Electrocorticography cannot be typically be performed in humans because it is an invasive procedure, but it is often used to monitor patients with epilepsy who are about to undergo surgery to treat their seizures. Patients are monitored over several days so that doctors can determine where their seizures are originating before operating.
During that time, if patients agree, they can participate in studies
that involve measuring their brain activity while performing certain tasks. For
this study, the MIT team was able to gather data from 15 participants over
several years.
For
those participants, the researchers played the same set of 165 sounds that they
used in the earlier fMRI study. The location of each patient's electrodes was
determined by their surgeons, so some did not pick up any responses to auditory
input, but many did. Using a novel statistical analysis that they developed,
the researchers were able to infer the types of neural populations that
produced the data that were recorded by each electrode.
"When
we applied this method to this data set, this neural response pattern popped
out that only responded to singing," Norman-Haignere says. "This was
a finding we really didn't expect, so it very much justifies the whole point of
the approach, which is to reveal potentially novel things you might not think
to look for."
That
song-specific population of neurons had very weak responses to either speech or
instrumental music, and therefore is distinct from the music- and
speech-selective populations identified in their 2015 study.
Music
in the brain
In
the second part of their study, the researchers devised a mathematical method
to combine the data from the intracranial recordings with the fMRI data from
their 2015 study. Because fMRI can cover a much larger portion of the brain,
this allowed them to determine more precisely the locations of the neural
populations that respond to singing.
"This
way of combining ECoG and fMRI is a significant methodological advance,"
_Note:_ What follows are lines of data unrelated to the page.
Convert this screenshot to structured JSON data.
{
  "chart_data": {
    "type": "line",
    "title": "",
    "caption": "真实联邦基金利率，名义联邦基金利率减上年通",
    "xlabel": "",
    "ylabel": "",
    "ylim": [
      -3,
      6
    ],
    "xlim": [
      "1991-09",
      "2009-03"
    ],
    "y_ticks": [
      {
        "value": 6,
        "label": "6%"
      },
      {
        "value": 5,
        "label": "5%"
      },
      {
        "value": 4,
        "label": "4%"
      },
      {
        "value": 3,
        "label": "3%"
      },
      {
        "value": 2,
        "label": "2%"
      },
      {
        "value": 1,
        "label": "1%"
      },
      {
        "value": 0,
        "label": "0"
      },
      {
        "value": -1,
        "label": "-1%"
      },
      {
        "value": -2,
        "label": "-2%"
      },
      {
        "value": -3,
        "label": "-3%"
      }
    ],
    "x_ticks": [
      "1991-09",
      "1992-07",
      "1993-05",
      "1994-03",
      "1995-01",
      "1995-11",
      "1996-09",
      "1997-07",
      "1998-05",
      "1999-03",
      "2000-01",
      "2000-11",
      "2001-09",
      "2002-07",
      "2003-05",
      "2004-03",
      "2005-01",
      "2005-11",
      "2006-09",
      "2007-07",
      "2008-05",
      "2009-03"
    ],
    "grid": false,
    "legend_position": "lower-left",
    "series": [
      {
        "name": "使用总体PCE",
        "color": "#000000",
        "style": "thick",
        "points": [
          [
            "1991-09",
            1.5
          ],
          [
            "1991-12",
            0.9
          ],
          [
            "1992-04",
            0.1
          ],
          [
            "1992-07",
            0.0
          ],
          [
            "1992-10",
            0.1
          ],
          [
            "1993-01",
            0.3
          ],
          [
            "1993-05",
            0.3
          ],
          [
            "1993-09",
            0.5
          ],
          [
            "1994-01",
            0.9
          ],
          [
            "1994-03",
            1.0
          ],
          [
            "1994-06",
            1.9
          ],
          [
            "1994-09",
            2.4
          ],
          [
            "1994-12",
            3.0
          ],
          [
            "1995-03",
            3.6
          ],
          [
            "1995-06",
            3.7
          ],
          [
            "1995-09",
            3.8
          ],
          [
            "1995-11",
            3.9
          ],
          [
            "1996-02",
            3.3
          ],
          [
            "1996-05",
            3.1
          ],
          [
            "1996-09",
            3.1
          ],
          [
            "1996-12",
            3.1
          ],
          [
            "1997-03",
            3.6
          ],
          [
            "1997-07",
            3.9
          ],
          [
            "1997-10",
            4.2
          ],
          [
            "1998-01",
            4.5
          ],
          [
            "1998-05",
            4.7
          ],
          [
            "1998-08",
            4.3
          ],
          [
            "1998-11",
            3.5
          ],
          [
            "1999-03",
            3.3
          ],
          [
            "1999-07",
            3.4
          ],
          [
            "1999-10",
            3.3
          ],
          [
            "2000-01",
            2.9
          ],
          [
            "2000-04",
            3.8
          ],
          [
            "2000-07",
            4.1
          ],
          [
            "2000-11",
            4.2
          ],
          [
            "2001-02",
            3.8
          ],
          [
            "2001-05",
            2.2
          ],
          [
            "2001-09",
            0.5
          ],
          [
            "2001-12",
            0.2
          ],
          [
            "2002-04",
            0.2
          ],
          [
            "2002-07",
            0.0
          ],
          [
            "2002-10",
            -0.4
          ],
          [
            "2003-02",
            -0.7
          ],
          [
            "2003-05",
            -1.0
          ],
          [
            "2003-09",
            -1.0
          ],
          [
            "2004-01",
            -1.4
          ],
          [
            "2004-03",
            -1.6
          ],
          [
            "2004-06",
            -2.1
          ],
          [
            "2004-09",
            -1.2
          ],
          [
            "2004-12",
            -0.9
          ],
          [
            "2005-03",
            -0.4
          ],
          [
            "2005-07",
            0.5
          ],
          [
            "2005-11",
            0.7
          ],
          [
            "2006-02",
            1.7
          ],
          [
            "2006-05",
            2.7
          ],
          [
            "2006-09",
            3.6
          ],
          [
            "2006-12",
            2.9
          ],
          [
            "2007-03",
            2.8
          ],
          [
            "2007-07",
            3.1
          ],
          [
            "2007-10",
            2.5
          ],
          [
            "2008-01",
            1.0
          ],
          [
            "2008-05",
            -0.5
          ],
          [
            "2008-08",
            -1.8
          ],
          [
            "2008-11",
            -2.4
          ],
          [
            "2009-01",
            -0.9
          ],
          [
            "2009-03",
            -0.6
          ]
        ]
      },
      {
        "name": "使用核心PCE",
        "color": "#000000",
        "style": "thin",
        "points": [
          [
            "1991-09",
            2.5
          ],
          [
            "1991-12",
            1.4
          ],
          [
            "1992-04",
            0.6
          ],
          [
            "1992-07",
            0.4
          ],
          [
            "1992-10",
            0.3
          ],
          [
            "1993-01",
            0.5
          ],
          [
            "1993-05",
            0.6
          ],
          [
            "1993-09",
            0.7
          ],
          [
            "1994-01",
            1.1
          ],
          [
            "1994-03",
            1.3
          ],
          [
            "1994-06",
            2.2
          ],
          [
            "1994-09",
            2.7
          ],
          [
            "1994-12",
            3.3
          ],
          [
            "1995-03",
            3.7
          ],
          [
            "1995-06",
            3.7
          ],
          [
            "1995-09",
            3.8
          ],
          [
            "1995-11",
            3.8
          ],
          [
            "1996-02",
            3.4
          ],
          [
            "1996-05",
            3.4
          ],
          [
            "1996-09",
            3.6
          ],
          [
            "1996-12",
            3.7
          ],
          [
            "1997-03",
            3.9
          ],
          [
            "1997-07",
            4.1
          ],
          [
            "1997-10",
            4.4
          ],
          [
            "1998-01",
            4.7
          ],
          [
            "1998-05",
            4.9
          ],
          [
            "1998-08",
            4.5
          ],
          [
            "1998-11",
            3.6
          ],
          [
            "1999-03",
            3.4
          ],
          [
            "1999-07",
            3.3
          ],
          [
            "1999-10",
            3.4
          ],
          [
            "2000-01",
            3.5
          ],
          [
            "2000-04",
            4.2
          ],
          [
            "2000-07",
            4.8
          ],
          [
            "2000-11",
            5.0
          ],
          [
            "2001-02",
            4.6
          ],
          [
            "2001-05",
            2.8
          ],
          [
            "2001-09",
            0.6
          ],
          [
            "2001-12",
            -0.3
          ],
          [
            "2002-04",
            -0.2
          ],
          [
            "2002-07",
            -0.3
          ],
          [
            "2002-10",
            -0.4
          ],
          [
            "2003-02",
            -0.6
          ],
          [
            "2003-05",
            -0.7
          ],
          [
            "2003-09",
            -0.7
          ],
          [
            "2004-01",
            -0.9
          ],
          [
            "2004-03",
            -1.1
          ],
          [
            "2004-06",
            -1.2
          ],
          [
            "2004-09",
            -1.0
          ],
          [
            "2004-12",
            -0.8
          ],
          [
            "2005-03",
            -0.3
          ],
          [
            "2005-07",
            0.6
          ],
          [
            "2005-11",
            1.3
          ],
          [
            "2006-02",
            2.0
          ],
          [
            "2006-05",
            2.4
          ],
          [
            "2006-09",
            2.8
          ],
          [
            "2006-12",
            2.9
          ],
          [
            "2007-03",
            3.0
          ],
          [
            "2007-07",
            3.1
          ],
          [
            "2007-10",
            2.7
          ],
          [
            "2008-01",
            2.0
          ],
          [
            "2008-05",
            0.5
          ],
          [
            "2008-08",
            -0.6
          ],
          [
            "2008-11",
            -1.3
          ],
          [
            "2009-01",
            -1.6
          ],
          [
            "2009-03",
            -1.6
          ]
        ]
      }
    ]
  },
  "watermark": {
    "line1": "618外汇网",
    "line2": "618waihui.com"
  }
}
McDermott says. "A lot of people have been doing ECoG over the past 10 or
15 years, but it's always been limited by this issue of the sparsity of the
recordings. Sam is really the first person who figured out how to combine the
improved resolution of the electrode recordings with fMRI data to get better
localization of the overall responses."
The
song-specific hotspot that they found is located at the top of the temporal
lobe, near regions that are selective for language and music. That location
suggests that the song-specific population may be responding to features such
as the perceived pitch, or the interaction between words and perceived pitch,
before sending information to other parts of the brain for further processing,
the researchers say.
The
researchers now hope to learn more about what aspects of singing drive the
responses of these neurons. They are also working with MIT Professor Rebecca
Saxe's lab to study whether infants have music-selective areas, in hopes of
learning more about when and how these brain regions develop.
The
research was funded by the National Institutes of Health, the U.S. Army
Research Office, the National Science Foundation, the NSF Science and
Technology Center for Brains, Minds, and Machines, the Fondazione Neurone, and
the Howard Hughes Medical Institute.